Croissance qui explose

Très actifs, les cofondateurs de Visium participent au hackathon AI for Good de Microsoft. Ils y présentent un filet intelligent dépolluant les océans des plastiques flottants. L’impact est quasi immédiat: de nouveaux contacts et une visibilité accrue. Les projets s’enchaînent. En 2022, Visium affiche une croissance de 40%. L’arrivée de ChatGPT en 2023 multiplie encore les sollicitations. L’ouverture annoncée d’un bureau aux Etats-Unis en juin dernier est toutefois reportée. «Nous avons grandi très vite et nous ne souhaitons pas construire un château de cartes. C’est difficile d’annoncer aux collaborateurs qu’il faut patienter, mais nous devons également solidifier notre structure en interne», souligne le Neuchâtelois.
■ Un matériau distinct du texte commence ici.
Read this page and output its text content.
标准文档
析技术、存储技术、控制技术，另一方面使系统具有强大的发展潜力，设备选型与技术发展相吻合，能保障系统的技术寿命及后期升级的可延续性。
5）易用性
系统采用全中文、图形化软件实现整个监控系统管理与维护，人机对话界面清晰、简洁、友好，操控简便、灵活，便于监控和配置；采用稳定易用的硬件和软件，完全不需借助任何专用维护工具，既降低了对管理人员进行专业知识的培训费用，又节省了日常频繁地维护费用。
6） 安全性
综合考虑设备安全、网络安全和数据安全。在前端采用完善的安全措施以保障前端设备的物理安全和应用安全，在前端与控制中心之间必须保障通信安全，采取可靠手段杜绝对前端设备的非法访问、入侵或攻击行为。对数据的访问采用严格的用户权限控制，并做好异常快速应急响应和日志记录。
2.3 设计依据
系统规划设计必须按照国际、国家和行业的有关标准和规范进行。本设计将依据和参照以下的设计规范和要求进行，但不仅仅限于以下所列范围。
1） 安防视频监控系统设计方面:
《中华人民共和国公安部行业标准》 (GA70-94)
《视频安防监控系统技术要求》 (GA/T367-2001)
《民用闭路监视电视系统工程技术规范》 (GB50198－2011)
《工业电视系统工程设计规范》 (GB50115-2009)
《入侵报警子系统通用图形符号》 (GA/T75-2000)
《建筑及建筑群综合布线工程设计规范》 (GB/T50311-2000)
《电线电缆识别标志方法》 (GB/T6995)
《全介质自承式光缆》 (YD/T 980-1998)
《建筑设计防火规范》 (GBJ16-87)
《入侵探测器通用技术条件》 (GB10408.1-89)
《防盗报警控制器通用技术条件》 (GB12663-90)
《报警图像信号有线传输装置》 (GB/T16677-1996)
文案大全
Si, il y a cinq ans, Visium devait continuellement expliquer l’intérêt de l’IA, aujourd’hui, Timon Zimmermann observe la tendance inverse. «ChatGPT a créé des attentes démesurées: certains clients pensent qu’on peut tout faire avec l’IA. Il faut rester critique face à cette intelligence. J’aimerais qu’on se méfie plus des données, car déceler le faux devient beaucoup plus compliqué avec les biais générés par l’IA. Il existe un illettrisme de la statistique et de la data et il serait urgent d’éduquer les entreprises et la population dans ce domaine. Aujourd’hui, la technologie va plus vite que la prise de conscience des utilisateurs», relève-t-il.

Un chantier à réguler

Participant à des échanges avec la Confédération et les hautes écoles sur la possible régulation de l’IA en Suisse, Timon Zimmermann ne cache pas l’énorme chantier qui attend les régulateurs. «L’European AI Act est en train de classifier la dangerosité des algorithmes. Il est également essentiel de définir les responsabilités lorsqu’une décision est prise par l’IA, poursuit-il. Visium travaille beaucoup avec l’industrie médicale. En cas d’accident avec un produit, qui est responsable? L’ingénieur qui a fait la formule, l’IA qui l’a aidé ou le vendeur?» Des questionnements qui font partie du quotidien de la scale-up qui travaille avec un comité d’éthique, composé de collaborateurs extérieurs à la direction tirés au sort, pour évaluer les projets. Ainsi, Visium a fait le choix de ne pas travailler avec des sociétés actives dans l’armement.